Since his first exhibition in 1981 at the Galerie de France in Paris, Rousse has continued creating his one-of-a-kind installations and photographs around the globe.  His work has been exhibited in the Grand Palais (Paris), Hirshhorn Museum (Washington, D.C.), Haggerty Museum (WI), House of Culture (La Paz, Honduras), Sivori Museum (Buenos Aires), and National Art Museum of China, among hundreds of others.  In 1988, he received the International Center of Photography Award.  In 2008, Georges Rousse succeeded Sol LeWitt as an associate member of the Belgian Royal Academy.

SELECT COLLECTIONS

J. Paul Getty Museum, Los Angeles, CA
Louvre Museum, Paris, France
Guggenheim Museum, New York, NY
Brooklyn Museum, NY
Museum of Contemporary Art, La Jolla, CA
National Museum of Modern Art, Paris, France
Museum of Modern Art, Vienna, Italy
The Menil Collection, Houston, TX
LaSalle Bank Photography Collection, Chicago, IL
Chase Manhattan Bank Collection
Deutsche Bank Collection

Georges Rousse’s Work - Anamorphic optical illusions

Georges Rousse’s work goes beyond traditional photography, it involves architecture, creative drawing & painting, and the “construction” of the places he transforms to execute his memorable photos.

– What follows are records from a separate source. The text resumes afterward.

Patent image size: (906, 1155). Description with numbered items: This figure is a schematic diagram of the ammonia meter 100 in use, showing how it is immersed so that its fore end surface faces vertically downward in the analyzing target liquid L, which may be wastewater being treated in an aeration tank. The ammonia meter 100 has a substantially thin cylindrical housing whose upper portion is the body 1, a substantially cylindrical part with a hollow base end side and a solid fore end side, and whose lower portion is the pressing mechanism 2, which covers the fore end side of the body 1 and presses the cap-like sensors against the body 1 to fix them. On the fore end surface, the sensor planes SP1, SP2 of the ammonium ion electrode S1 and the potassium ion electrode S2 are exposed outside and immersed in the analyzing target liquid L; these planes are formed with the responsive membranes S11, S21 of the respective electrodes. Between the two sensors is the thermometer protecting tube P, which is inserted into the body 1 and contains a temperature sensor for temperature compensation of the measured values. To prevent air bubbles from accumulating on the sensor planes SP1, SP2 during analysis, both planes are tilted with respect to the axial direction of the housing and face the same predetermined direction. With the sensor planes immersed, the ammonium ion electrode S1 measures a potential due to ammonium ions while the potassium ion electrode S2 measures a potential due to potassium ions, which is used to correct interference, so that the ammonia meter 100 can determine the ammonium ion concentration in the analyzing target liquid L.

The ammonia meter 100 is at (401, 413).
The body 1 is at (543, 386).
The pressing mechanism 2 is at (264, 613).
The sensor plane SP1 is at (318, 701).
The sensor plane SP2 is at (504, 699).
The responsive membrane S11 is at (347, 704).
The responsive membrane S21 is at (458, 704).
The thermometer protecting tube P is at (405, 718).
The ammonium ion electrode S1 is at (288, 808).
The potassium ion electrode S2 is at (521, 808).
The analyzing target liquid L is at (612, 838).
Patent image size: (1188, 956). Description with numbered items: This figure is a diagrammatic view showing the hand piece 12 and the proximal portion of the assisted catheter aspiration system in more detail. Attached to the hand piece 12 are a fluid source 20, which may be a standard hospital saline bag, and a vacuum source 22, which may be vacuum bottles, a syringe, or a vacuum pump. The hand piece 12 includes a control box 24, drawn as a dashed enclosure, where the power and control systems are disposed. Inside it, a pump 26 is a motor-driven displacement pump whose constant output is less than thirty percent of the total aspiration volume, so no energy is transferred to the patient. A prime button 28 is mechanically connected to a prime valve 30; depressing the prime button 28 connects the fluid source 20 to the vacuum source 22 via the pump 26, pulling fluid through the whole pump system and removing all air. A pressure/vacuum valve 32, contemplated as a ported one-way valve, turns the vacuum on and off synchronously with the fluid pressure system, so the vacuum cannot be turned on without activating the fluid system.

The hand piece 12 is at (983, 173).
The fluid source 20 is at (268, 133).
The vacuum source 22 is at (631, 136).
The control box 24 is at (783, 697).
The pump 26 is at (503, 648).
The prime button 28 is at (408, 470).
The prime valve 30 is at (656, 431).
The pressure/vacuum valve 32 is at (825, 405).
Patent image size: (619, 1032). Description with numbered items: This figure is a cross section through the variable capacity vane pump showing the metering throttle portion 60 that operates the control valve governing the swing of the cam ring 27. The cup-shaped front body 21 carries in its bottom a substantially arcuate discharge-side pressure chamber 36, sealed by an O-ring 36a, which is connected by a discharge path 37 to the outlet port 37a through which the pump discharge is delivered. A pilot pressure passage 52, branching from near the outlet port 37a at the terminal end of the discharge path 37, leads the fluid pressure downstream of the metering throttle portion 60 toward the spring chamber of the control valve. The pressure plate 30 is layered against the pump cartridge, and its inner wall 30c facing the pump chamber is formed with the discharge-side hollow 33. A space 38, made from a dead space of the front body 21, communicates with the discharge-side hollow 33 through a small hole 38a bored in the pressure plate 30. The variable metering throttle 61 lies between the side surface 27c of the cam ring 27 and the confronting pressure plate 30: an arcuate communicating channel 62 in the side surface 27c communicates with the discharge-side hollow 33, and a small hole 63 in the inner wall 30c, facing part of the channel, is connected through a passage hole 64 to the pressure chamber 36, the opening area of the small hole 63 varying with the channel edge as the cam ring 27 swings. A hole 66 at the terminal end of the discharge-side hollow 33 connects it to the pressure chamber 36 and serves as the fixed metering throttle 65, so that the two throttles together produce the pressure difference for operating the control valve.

As he says: “My aim is to transform a place and then take a picture, which will be the memory of this space”.

He often takes abandoned buildings and transforms them into a different reality, he turns a simple background into a whole anamorphic artwork, that, photographed from the right angle it can reflect a geometric composition, but it can also take other forms when seen from different perspectives.